Roman Reigns is the only one that stands out as a main event performer, unless you want to very loosely count Drew McIntyre (who crafted his current gimmick on the Indies scene and Impact Wrestling). Other than that you've got Bray Wyatt (originally packaged as Husky Harris) and that's really about it.

NXT hasn't created any new superstars that weren't already known somewhere else beforehand. Their track record is truly awful when it comes to crafting new talent. The WCW Power Plant has created more main event caliber talent than NXT has (DDP, Goldberg, Nash, The Big Show and Alex Wright...but only in my heart).

Perhaps trying to swoop up every hot Indies prospect out there and throwing them on NXT while forcing them to learn the WWE style isn't the best way to create your future. I wouldn't mind seeing NXT go back to the network to become a one-hour show again so the entire point of creating the NEXT breed of superstars can actually be fulfilled.


7. Vince McMahon needs to step down

Let's face it: Absolutely none of this list is going to happen if McMahon is still at the helm. This is a man that likely will only do what's best for business when it comes to his bottom line as opposed to what is best for fans in efforts to create a really good product. WWE hasn't felt like "must-see TV" in many years, and that's because Vince's own stubbornness has gotten in the way of good writers and wrestlers to create wonderful moments for the product.

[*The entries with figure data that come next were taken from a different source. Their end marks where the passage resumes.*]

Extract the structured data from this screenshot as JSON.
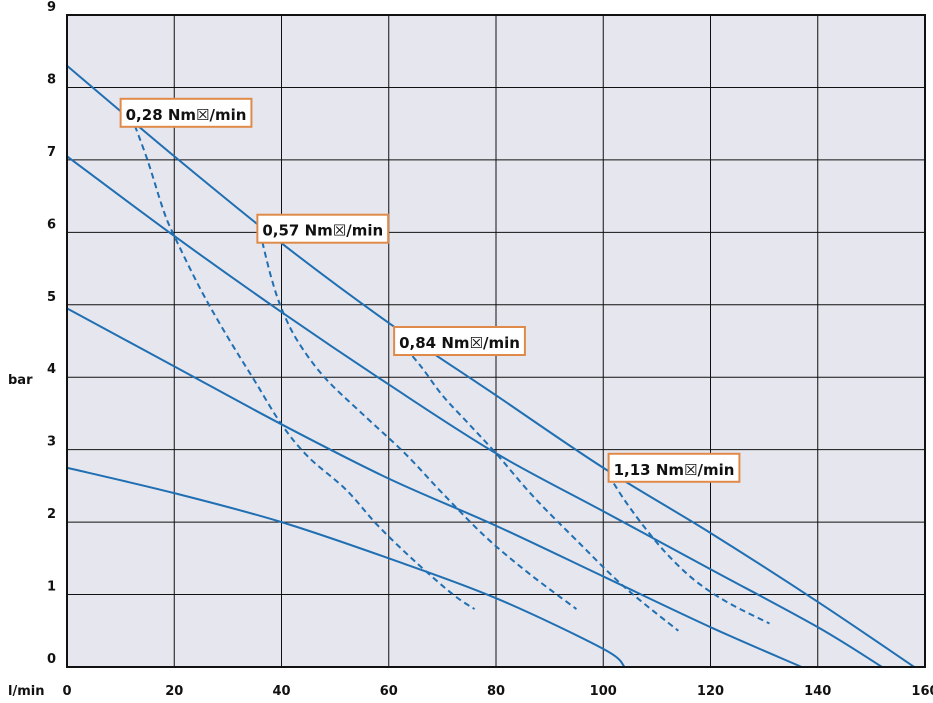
{
  "chart_data": {
    "type": "line",
    "title": "",
    "xlabel": "l/min",
    "ylabel": "bar",
    "xlim": [
      0,
      160
    ],
    "ylim": [
      0,
      9
    ],
    "x_ticks": [
      0,
      20,
      40,
      60,
      80,
      100,
      120,
      140,
      160
    ],
    "y_ticks": [
      0,
      1,
      2,
      3,
      4,
      5,
      6,
      7,
      8,
      9
    ],
    "grid": true,
    "background_color": "#e6e6ee",
    "line_color": "#1f6fb2",
    "callout_border_color": "#e08a4a",
    "series": [
      {
        "style": "solid",
        "x": [
          0,
          20,
          40,
          60,
          80,
          100,
          104
        ],
        "y": [
          2.75,
          2.4,
          2.0,
          1.5,
          0.95,
          0.25,
          0
        ]
      },
      {
        "style": "solid",
        "x": [
          0,
          20,
          40,
          60,
          80,
          100,
          120,
          137
        ],
        "y": [
          4.95,
          4.15,
          3.35,
          2.6,
          1.95,
          1.25,
          0.55,
          0
        ]
      },
      {
        "style": "solid",
        "x": [
          0,
          20,
          40,
          60,
          80,
          100,
          120,
          140,
          152
        ],
        "y": [
          7.05,
          5.95,
          4.9,
          3.9,
          2.95,
          2.15,
          1.35,
          0.55,
          0
        ]
      },
      {
        "style": "solid",
        "x": [
          0,
          20,
          40,
          60,
          80,
          100,
          120,
          140,
          158
        ],
        "y": [
          8.3,
          7.05,
          5.85,
          4.75,
          3.75,
          2.75,
          1.85,
          0.9,
          0
        ]
      },
      {
        "style": "dashed",
        "name": "0,28 Nm☒/min",
        "x": [
          12,
          15,
          18,
          20,
          25,
          30,
          35,
          40,
          45,
          52,
          58,
          65,
          72,
          76
        ],
        "y": [
          7.6,
          7.0,
          6.3,
          5.95,
          5.2,
          4.55,
          3.95,
          3.35,
          2.9,
          2.45,
          1.95,
          1.45,
          1.0,
          0.8
        ]
      },
      {
        "style": "dashed",
        "name": "0,57 Nm☒/min",
        "x": [
          36,
          38,
          40,
          43,
          48,
          55,
          63,
          70,
          78,
          86,
          95
        ],
        "y": [
          6.0,
          5.4,
          4.95,
          4.5,
          4.0,
          3.5,
          2.95,
          2.4,
          1.8,
          1.3,
          0.8
        ]
      },
      {
        "style": "dashed",
        "name": "0,84 Nm☒/min",
        "x": [
          62,
          66,
          70,
          75,
          80,
          87,
          95,
          104,
          114
        ],
        "y": [
          4.5,
          4.15,
          3.75,
          3.35,
          2.95,
          2.35,
          1.75,
          1.1,
          0.5
        ]
      },
      {
        "style": "dashed",
        "name": "1,13 Nm☒/min",
        "x": [
          101,
          104,
          108,
          112,
          117,
          123,
          131
        ],
        "y": [
          2.65,
          2.3,
          1.9,
          1.55,
          1.2,
          0.9,
          0.6
        ]
      }
    ],
    "callouts": [
      {
        "text": "0,28 Nm☒/min",
        "x": 10,
        "y": 7.65
      },
      {
        "text": "0,57 Nm☒/min",
        "x": 35.5,
        "y": 6.05
      },
      {
        "text": "0,84 Nm☒/min",
        "x": 61,
        "y": 4.5
      },
      {
        "text": "1,13 Nm☒/min",
        "x": 101,
        "y": 2.75
      }
    ]
  }
}
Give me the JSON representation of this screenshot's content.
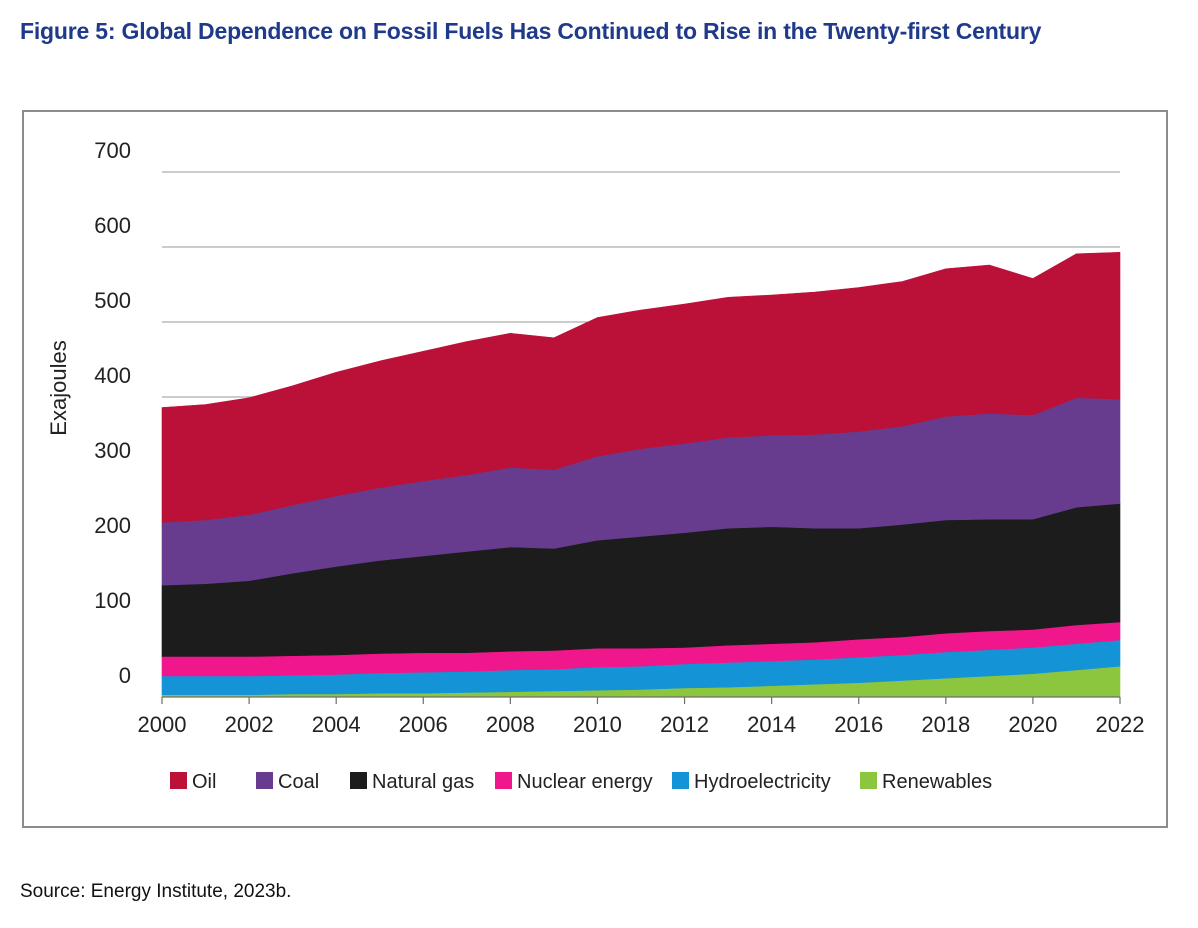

You have a handful, sure -- but even a moment like Kofi Kingston's Wrestlemania championship win is muddled when you realize that after decades and decades of the company's existence he was the first true black WWE champion. That, and the way he lost it to Brock Lesnar -- in a squash match.

I digress.

The point is here is that until Paul Levesque, and possibly even Gabe Sopolsky, can take over the creative direction of the entire product without having to answer to Vince, we're going to get the same old "safe" and mostly predictable product we've been accustomed to for many years now. If TLC is any testament, it's that WWE is still capable of putting on a good show -- but it comes so few and far between these days. For me to want to invest in the product again, and probably many other fans, I simply need to see more than empty promises by the McMahon family that "we'll do better" when in reality, absolutely nothing changes.